I hope I was not misperceived. I still believe very much in global violent extremism being a huge issue that we have not yet effectively dealt with. But inside Iraq I think al-Qaeda has been dealt a serious blow. They are not the al-Qaeda they were when I was in Iraq as chairman.
|Iraqi civilians are facing continued hardship
despite the presence of US troops [AFP]
But is al-Qaeda the main enemy in Iraq?
It’s one of the enemies. Clearly it is the enemy of stability and security in Iraq. Their whole goal is to disrupt the process in Iraq [so] you can’t have a stable nation.
The last thing al-Qaeda want to see is a stable constitutionally-driven government.

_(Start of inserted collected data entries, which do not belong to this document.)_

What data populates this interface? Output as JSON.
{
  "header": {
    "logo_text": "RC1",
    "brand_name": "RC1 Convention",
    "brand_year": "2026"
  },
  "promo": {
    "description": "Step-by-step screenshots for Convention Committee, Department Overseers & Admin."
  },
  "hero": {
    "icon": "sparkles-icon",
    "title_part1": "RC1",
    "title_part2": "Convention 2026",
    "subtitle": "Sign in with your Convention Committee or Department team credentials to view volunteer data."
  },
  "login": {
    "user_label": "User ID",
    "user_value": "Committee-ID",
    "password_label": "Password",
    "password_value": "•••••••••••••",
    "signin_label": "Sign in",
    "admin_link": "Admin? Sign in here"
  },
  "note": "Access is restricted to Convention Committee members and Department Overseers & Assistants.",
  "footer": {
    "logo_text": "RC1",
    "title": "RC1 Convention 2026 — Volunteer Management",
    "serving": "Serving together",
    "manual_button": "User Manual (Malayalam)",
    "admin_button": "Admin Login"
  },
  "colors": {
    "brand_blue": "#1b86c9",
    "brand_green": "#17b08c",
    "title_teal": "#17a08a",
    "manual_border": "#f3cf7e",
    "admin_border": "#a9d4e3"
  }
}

Do you think they would be there at all if the ‘shock and awe’ that you helped launch had been effective?
I’m not sure I get your point – if we had not gone into Iraq in the first place?
Al-Qaeda was not there before you turned up, was it?
That’s correct, that’s correct. But they weren’t on 9/11 until they came to 9/11. They went to the sounds of the guns and they saw the danger of a stable country right there in the middle of the Middle East, one that had great wealth and water. So they went to the sounds of the gun.
You’ve been there since the beginning. Are you happy with the way things have gone and do you think that the original peremptory self-defence which President Bush used to justify this war still holds any validity?
In this day and age, where we have access to weapons of mass destruction and ruthless people, I think you have to be prepared to take the kinds of steps that we took in Iraq. I’m comfortable with that.
But progress has clearly been uneven. As I left office in 2005 we finally had a constitution that had been voted on and Iraqis were selecting a parliament and then a government, shortly after I had left.
Then there was the bombing of the mosque in Samarra in early 2006, which fomented all this sectarian violence. So it’s been uneven. Clearly there are some people who don’t want Iraq to be successful.